Besides the ease of controlling the infotainment system via the matte-finished console touchpad, many features of both screens can be managed by swipe functions on the steering wheel itself. See those little dark squares at 9 and 3 on the wheel? They’ll control track or station changes, or various displays on the gauge panel.
Another great innovation is the Augmented Video navigation system, which displays the view from the front camera on the center screen when using the in-car navigation system, and adds floating labels for street names and house numbers. We had to deliver a box of Girl Scout cookies to the in-laws who had been travelling – so we let them continue isolating while we dropped the cookies in a mailbox. Thing is, I couldn’t remember which house to go to, so the augmented reality allowed me to easily see which address was the right one.
Excuse the photo quality – my wife shot this with a cell phone while I was driving. Safety first!
This Augmented Video navigation is optional – part of the $1250 Multimedia Package, which also includes live traffic info for the nav, alongside a speed limit assist system. That last one caught me by surprise – I typically set my cruise control at about 5–7 mph over the limit when on a long interstate drive (when conditions permit) so I can move with the flow of traffic. However, this speed limit assist looks both at traffic signs and navigation data to monitor the local limit, and as I returned to my Columbus home and the limit dropped from 70mph to 65, the GLC 300 responded in kind, somewhat suddenly dropping my speed to exactly 65.
Good thing it did, however – the Ohio Highway Patrol was sitting in the median about one thousand meters past the speed limit change. The speed limit assist can be deactivated by digging through menus, so it shouldn’t be a dealbreaker if you’re accustomed to moving a bit faster than the law allows.
My other gripe with the GLC 300 is with another feature/bug of the adaptive cruise control. If the front cameras and other sensors are blocked by snow or ice, the entire cruise control system shuts down. I’ve noted on other vehicles times that when the adaptive cruise is malfunctioning, a more traditional cruise that maintains a steady speed no matter the obstacles will still work.

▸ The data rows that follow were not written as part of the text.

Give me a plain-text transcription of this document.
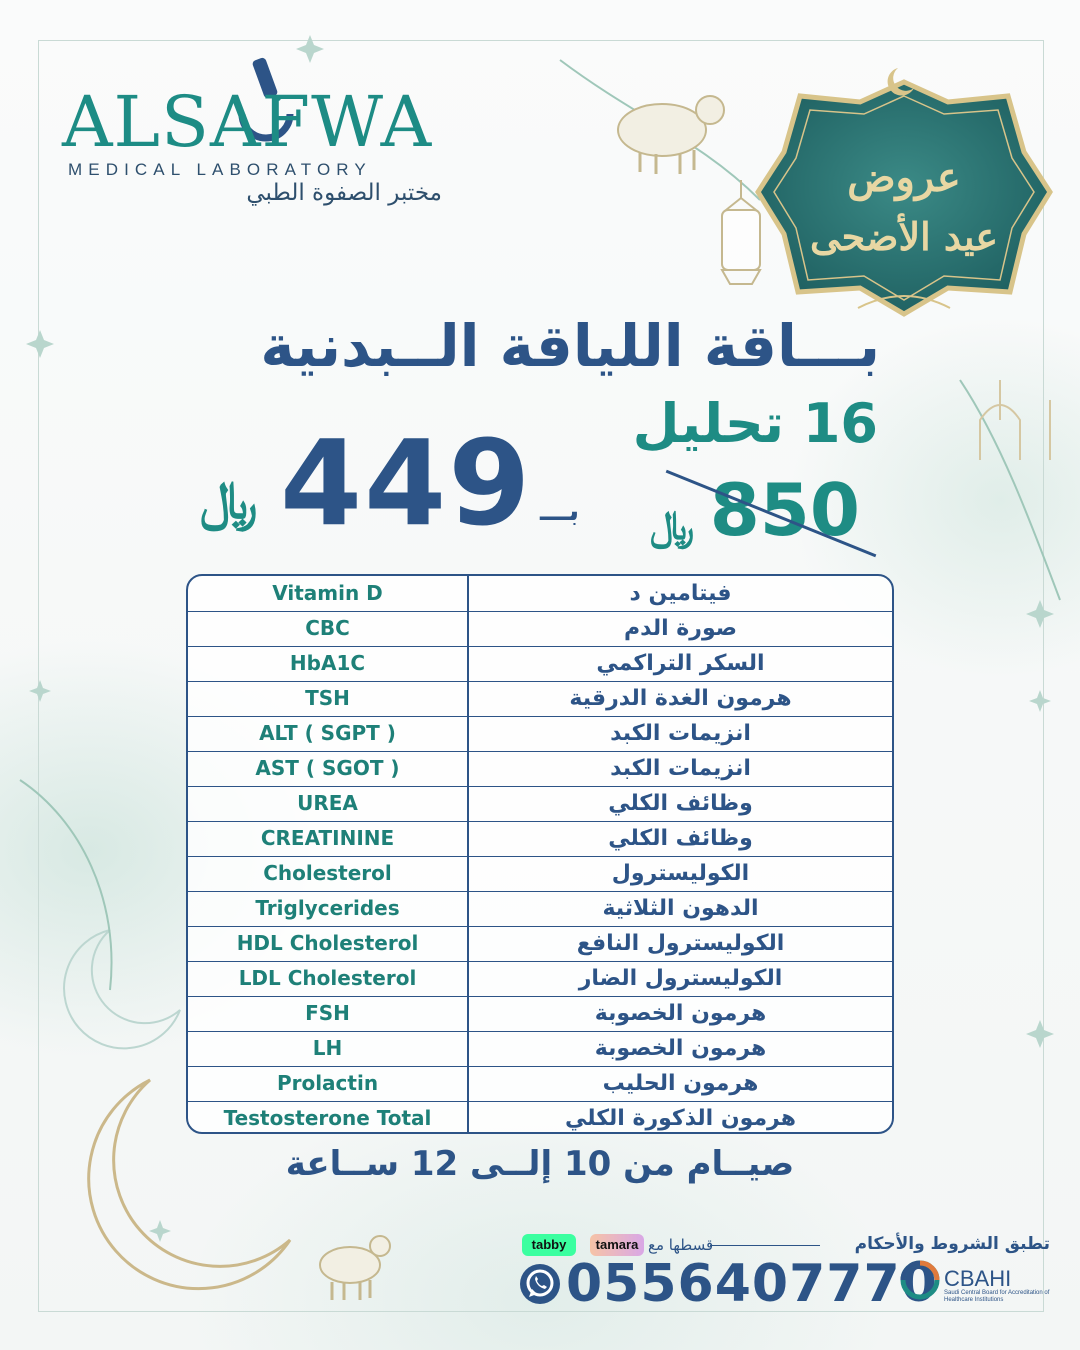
ALSAFWA
MEDICAL LABORATORY
مختبر الصفوة الطبي	عروض
عيد الأضحى
بـــاقة اللياقة الــبدنية
16 تحليل
850
﷼
بـــ
449
﷼
Vitamin D	فيتامين د
CBC	صورة الدم
HbA1C	السكر التراكمي
TSH	هرمون الغدة الدرقية
ALT ( SGPT )	انزيمات الكبد
AST ( SGOT )	انزيمات الكبد
UREA	وظائف الكلي
CREATININE	وظائف الكلي
Cholesterol	الكوليسترول
Triglycerides	الدهون الثلاثية
HDL Cholesterol	الكوليسترول النافع
LDL Cholesterol	الكوليسترول الضار
FSH	هرمون الخصوبة
LH	هرمون الخصوبة
Prolactin	هرمون الحليب
Testosterone Total	هرمون الذكورة الكلي
صيــام من 10 إلــى 12 ســاعة
تطبق الشروط والأحكام
قسطها مع
tabby	tamara
0556407770 CBAHI
Saudi Central Board for Accreditation of Healthcare Institutions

Not here on the Mercedes-Benz. My drive to the inlaws happened during an odd March snowfall – huge snowflakes with ambient temps a few degrees above freezing, so nothing was sticking. Except to the sensors. I had to drive like a primitive, actually using my foot to modulate speed for about half of my two-hour drive.

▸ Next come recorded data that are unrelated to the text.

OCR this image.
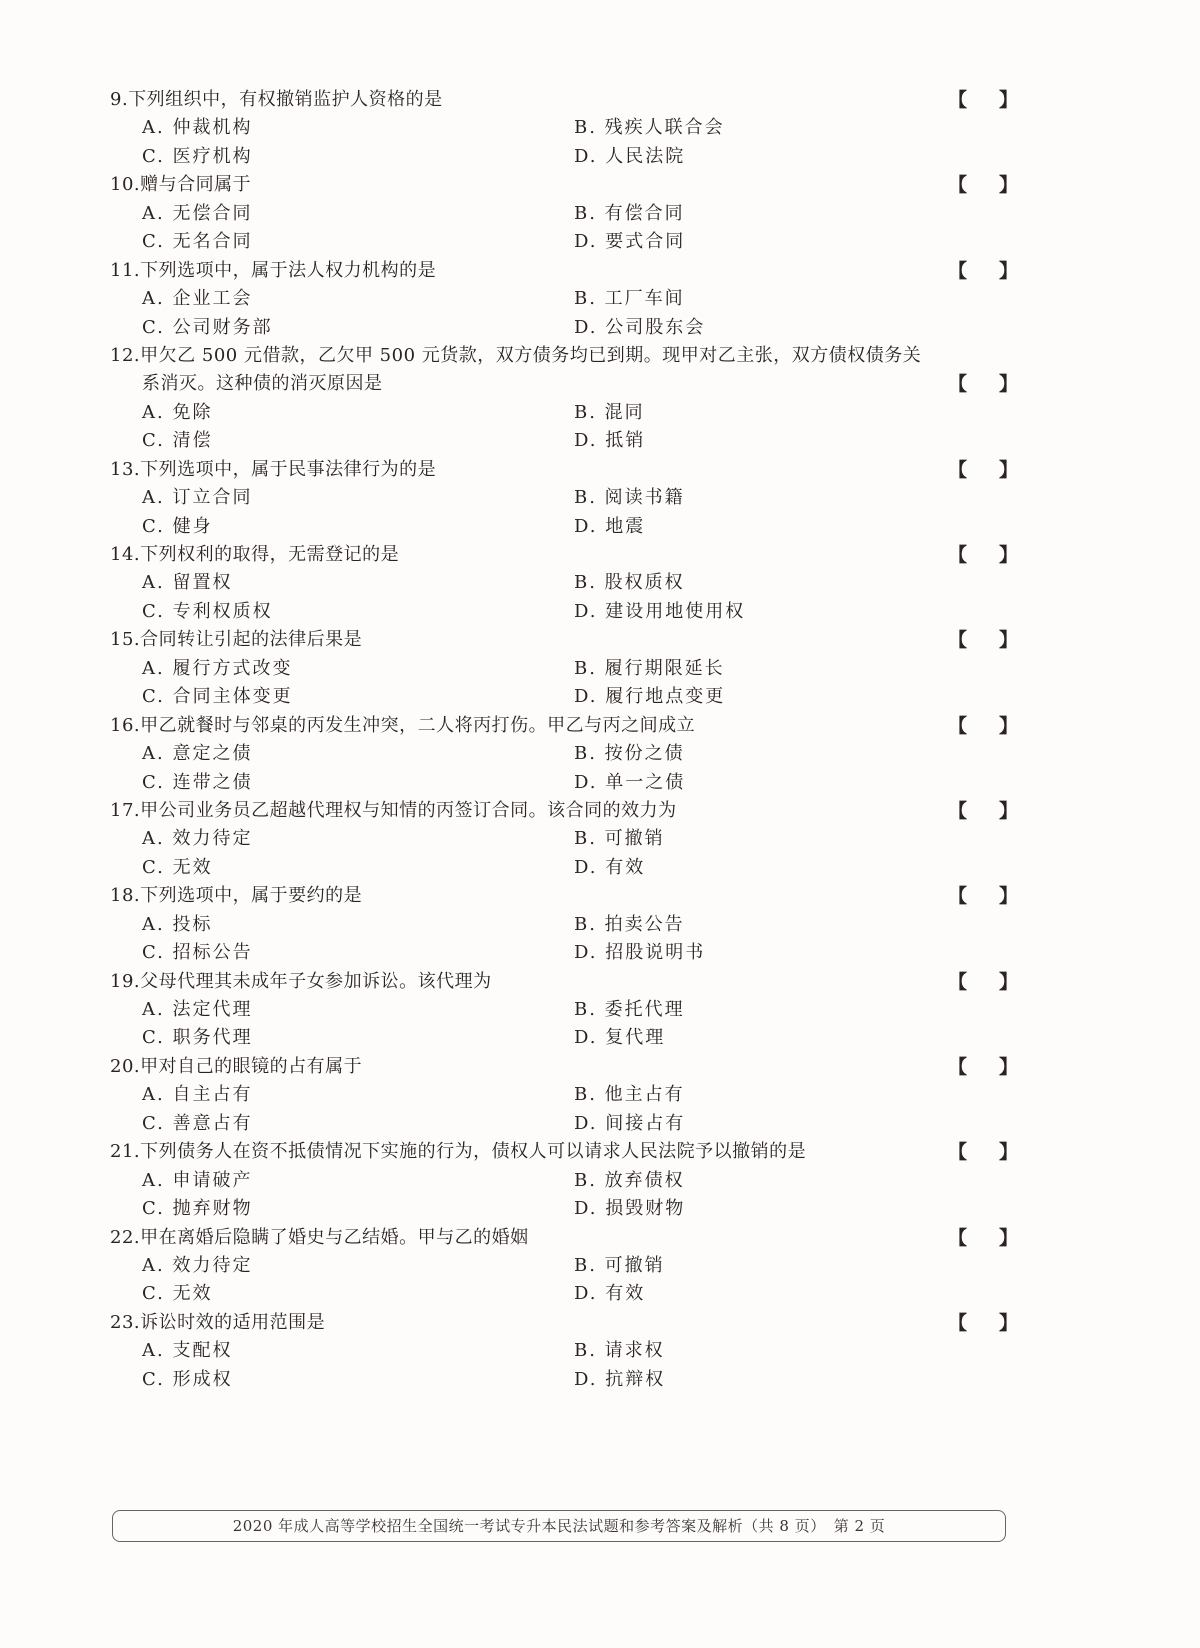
9.下列组织中，有权撤销监护人资格的是	【 】
A. 仲裁机构	B. 残疾人联合会
C. 医疗机构	D. 人民法院
10.赠与合同属于	【 】
A. 无偿合同	B. 有偿合同
C. 无名合同	D. 要式合同
11.下列选项中，属于法人权力机构的是	【 】
A. 企业工会	B. 工厂车间
C. 公司财务部	D. 公司股东会
12.甲欠乙 500 元借款，乙欠甲 500 元货款，双方债务均已到期。现甲对乙主张，双方债权债务关
系消灭。这种债的消灭原因是	【 】
A. 免除	B. 混同
C. 清偿	D. 抵销
13.下列选项中，属于民事法律行为的是	【 】
A. 订立合同	B. 阅读书籍
C. 健身	D. 地震
14.下列权利的取得，无需登记的是	【 】
A. 留置权	B. 股权质权
C. 专利权质权	D. 建设用地使用权
15.合同转让引起的法律后果是	【 】
A. 履行方式改变	B. 履行期限延长
C. 合同主体变更	D. 履行地点变更
16.甲乙就餐时与邻桌的丙发生冲突，二人将丙打伤。甲乙与丙之间成立	【 】
A. 意定之债	B. 按份之债
C. 连带之债	D. 单一之债
17.甲公司业务员乙超越代理权与知情的丙签订合同。该合同的效力为	【 】
A. 效力待定	B. 可撤销
C. 无效	D. 有效
18.下列选项中，属于要约的是	【 】
A. 投标	B. 拍卖公告
C. 招标公告	D. 招股说明书
19.父母代理其未成年子女参加诉讼。该代理为	【 】
A. 法定代理	B. 委托代理
C. 职务代理	D. 复代理
20.甲对自己的眼镜的占有属于	【 】
A. 自主占有	B. 他主占有
C. 善意占有	D. 间接占有
21.下列债务人在资不抵债情况下实施的行为，债权人可以请求人民法院予以撤销的是	【 】
A. 申请破产	B. 放弃债权
C. 抛弃财物	D. 损毁财物
22.甲在离婚后隐瞒了婚史与乙结婚。甲与乙的婚姻	【 】
A. 效力待定	B. 可撤销
C. 无效	D. 有效
23.诉讼时效的适用范围是	【 】
A. 支配权	B. 请求权
C. 形成权	D. 抗辩权
2020 年成人高等学校招生全国统一考试专升本民法试题和参考答案及解析（共 8 页）　第 2 页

I jest, but it was a shock considering how used to cruise control I’ve become on long interstate drives. I’d imagine it’s a difference in safety philosophy between automakers. Mercedes-Benz would rather the driver — otherwise used to adaptive cruise — be fully aware when the system isn’t working as expected rather than drive into the back of a bus full of nuns or something.
Verdict: 2020 Mercedes-Benz GLC300 4MATIC Review
Beyond the cruise weirdness, I was pleased with how nicely the GLC 300 drives. Steering is nicely weighted, with a direct feel around town and no dartiness at speed. The ride was controlled over expansion joints, with only a muted thump sounding through the cabin. It’s easy and comfortable to drive all day.
It’s easy to be overwhelmed when shopping for a new car, especially when the interior looks as space age as the one found in this GLC 300. Don’t be afraid – everything is easy to use, and it drives exactly how you’d expect a Mercedes-Benz to drive.